Mi madre acuerda carta de principio colorante a mis relatos de regreso. Ante mi vida de regreso, recordando que viajé durante dos corazones por su vientre, se ruboriza y se queda mortalmente lívida, cuando digo, en el tratado del alma: Aquella noche fui dichoso. Pero, más se pone triste; más se pusiera triste.
—Hijo, ¡cómo estás viejo!
Y desfila por el color amarillo a llorar, porque me halla envejecido, en la hoja de espada, en la desembocadura de mi rostro. Llora de mí, se entristece de mí. ¿Qué falta hará mi mocedad, si siempre seré su hijo? ¿Por qué las madres se duelen de hallar envejecidos a sus hijos, si jamás la edad de ellos alcanzará a la de ellas? ¿Y por qué, si los hijos, cuanto más se acaban, más se aproximan a los padres? ¡Mi madre llora porque estoy viejo de mi tiempo y porque nunca llegaré a envejecer del suyo! Mi adiós partió de un punto de su ser, más externo que el punto de su ser al que retorno. Soy, a causa del excesivo plazo de mi vuelta, más el hombre ante mi madre que el hijo ante mi madre. Allí reside el candor que hoy nos alumbra con tres llamas. Le digo entonces hasta que me callo:
—Hay, madre, en el mundo un sitio que se llama París.
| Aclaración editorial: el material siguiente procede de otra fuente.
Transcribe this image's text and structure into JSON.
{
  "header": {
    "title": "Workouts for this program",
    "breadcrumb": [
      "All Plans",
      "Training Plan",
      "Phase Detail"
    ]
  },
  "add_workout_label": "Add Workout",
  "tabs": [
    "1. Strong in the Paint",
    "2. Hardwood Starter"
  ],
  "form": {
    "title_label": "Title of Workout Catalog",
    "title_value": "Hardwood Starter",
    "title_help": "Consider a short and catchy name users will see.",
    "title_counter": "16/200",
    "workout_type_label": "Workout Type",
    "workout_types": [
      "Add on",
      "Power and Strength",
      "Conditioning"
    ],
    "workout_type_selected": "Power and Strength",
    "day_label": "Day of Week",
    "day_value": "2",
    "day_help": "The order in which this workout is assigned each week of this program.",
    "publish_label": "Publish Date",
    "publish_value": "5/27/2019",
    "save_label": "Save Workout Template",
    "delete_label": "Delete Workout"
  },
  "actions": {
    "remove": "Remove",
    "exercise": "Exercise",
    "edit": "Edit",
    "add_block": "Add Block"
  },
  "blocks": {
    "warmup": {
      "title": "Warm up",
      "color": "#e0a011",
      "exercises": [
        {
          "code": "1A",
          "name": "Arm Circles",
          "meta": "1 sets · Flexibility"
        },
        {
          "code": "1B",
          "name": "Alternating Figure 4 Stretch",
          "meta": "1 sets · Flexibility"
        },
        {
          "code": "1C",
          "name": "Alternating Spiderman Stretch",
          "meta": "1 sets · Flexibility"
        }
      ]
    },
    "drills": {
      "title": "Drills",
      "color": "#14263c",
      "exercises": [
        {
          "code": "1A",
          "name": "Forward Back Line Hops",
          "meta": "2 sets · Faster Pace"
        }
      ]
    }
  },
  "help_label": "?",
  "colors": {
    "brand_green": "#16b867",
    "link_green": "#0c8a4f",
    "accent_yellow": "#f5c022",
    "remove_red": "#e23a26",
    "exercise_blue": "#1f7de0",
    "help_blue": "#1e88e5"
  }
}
Un sitio muy grande y muy lejano y otra vez grande.
La mujer de mi padre, al oírme, almuerza y sus ojos mortales descienden suavemente por mis brazos.


César Vallejo
De Los Heraldos Negros (1918)


19 de febrero de 2017

Fue domingo en las claras orejas de mi burro.. Cesar Vallejo

Fue domingo en las claras orejas de mi burro...
              
Fue domingo en las claras orejas de mi burro,
de mi burro peruano en el Perú (Perdonen la tristeza)
Mas hoy ya son las once en mi experiencia personal,
experiencia de un solo ojo, clavado en pleno pecho,
de una sola burrada, clavada en pleno pecho,
de una sola hecatombe, clavada en pleno pecho.

Tal de mi tierra veo los cerros retrasados,
ricos en burros, hijos de burros, padres hoy de vista,
que tornan ya pintados de creencias,
cerros horizontales de mis penas.

En su estatua, de espada,
Voltaire cruza su capa y mira el zócalo,
pero el sol me penetra y espanta de mis dientes incisivos
un número crecido de cuerpos inorgánicos.

Y entonces sueño en una piedra
verduzca, diecisiete,
peñasco numeral que he olvidado,
sonido de años en el rumor de aguja de mi brazo,
lluvia y sol en Europa, y ¡cómo toso! ¡cómo vivo!
¡cómo me duele el pelo al columbrar los siglos semanales!
Y cómo, por recodo, mi ciclo microbiano,

quiero decir mi trémulo, patriótico peinado.